Het woord van God is geen dode letter. Het is “levend en krachtig” (Hebreeën 4:12). Hoewel ons vlees als gras verdort, door het levende en krachtige woord van God kunnen wij eeuwig leven. Laten wij het “woord des levens” vasthouden (Filippenzen 2:16).

“Jezus Christus is gisteren en heden dezelfde en tot in eeuwigheid” (Hebreeën 13:8). Jezus zei: “De hemel en de aarde zullen voorbijgaan, maar mijn woorden zullen geenszins voorbijgaan” (Matteüs 24:35). “Het woord van onze God houdt eeuwig stand” (Jesaja 40:8).

Gelooft in Christus, hebt brouw, belijdt uw geloof en wordt gedoopt tot vergeving van uw zonden (Marcus 16:16; Handelingen 2:38; Romeinen 10:9, 10).

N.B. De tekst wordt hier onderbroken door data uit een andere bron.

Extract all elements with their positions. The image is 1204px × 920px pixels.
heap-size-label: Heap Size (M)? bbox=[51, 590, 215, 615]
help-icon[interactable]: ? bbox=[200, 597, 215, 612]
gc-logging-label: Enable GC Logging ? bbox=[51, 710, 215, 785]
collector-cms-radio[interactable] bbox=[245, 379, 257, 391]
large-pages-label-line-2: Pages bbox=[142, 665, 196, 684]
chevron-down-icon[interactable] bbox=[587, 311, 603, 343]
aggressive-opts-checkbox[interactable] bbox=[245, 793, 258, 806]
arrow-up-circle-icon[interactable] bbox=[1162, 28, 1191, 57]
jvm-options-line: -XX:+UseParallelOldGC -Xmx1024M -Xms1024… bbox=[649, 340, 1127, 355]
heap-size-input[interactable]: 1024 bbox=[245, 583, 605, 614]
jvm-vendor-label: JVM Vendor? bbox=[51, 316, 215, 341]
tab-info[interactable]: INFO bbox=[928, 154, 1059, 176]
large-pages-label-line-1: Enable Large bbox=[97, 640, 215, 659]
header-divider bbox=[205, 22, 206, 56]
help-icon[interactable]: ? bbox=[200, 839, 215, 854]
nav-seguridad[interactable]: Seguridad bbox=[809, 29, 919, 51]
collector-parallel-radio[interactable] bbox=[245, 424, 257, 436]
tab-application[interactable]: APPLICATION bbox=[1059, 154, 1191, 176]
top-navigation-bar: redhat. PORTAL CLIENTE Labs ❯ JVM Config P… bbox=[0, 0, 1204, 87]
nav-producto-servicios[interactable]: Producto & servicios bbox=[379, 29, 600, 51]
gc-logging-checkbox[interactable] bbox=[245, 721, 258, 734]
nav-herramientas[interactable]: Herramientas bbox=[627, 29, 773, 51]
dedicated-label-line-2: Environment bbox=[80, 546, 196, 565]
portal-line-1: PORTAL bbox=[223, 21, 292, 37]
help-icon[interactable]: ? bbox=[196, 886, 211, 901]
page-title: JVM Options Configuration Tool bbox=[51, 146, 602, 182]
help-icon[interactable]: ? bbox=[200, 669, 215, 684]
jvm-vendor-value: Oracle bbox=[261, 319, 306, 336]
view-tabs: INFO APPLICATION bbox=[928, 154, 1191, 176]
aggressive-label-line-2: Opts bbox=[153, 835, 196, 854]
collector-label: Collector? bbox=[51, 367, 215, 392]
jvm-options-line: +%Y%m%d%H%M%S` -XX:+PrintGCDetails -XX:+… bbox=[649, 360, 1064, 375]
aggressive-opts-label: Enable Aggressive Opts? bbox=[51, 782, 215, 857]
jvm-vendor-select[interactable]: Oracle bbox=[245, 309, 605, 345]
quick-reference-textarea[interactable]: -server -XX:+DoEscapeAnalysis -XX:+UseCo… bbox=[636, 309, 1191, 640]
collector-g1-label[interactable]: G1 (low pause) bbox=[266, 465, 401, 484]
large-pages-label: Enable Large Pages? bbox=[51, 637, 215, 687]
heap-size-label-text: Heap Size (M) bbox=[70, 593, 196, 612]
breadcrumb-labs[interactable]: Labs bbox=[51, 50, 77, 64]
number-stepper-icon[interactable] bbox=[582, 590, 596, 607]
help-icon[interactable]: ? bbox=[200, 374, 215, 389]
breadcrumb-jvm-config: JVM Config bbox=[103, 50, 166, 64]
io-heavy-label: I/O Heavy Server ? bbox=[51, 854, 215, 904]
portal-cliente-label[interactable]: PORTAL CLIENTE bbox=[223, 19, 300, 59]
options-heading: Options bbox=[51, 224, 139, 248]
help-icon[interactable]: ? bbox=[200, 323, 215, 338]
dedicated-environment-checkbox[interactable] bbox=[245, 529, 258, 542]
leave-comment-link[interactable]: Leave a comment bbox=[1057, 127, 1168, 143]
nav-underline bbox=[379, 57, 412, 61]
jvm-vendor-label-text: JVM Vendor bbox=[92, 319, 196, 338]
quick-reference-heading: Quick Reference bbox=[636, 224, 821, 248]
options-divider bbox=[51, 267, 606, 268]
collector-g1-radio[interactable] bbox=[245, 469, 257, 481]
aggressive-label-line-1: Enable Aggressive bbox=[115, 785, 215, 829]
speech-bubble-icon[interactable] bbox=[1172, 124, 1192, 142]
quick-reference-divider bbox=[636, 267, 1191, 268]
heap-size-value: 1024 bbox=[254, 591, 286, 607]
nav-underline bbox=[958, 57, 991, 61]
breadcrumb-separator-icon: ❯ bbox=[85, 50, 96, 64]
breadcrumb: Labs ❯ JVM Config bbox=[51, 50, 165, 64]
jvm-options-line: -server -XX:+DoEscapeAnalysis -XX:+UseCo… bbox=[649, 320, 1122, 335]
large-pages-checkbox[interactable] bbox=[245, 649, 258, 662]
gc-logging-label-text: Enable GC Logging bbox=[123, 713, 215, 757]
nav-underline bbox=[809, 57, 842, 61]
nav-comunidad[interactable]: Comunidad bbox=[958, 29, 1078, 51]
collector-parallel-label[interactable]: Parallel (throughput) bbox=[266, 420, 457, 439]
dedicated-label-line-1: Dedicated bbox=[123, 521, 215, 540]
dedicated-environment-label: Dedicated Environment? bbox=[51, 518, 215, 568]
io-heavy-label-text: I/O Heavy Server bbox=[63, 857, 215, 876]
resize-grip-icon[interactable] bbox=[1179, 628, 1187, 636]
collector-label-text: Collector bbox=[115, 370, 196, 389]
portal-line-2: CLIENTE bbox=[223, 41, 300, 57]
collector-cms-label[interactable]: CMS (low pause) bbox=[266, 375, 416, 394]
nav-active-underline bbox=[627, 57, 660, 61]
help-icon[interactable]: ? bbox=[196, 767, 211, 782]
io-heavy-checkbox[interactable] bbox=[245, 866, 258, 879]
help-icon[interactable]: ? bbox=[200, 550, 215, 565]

In Christus kan u dan voor eeuwig leven.

Roy Davison

De schriftgedeelten in dit artikel zijn uit de NBG-1951 Vertaling,
© Nederlands Bijbelgenootschap (tenzij anders aangeduid).

Naar inhoudstabel
Naar volgende lezing

Published in The Old Paths Archive
(http://www.oldpaths.com)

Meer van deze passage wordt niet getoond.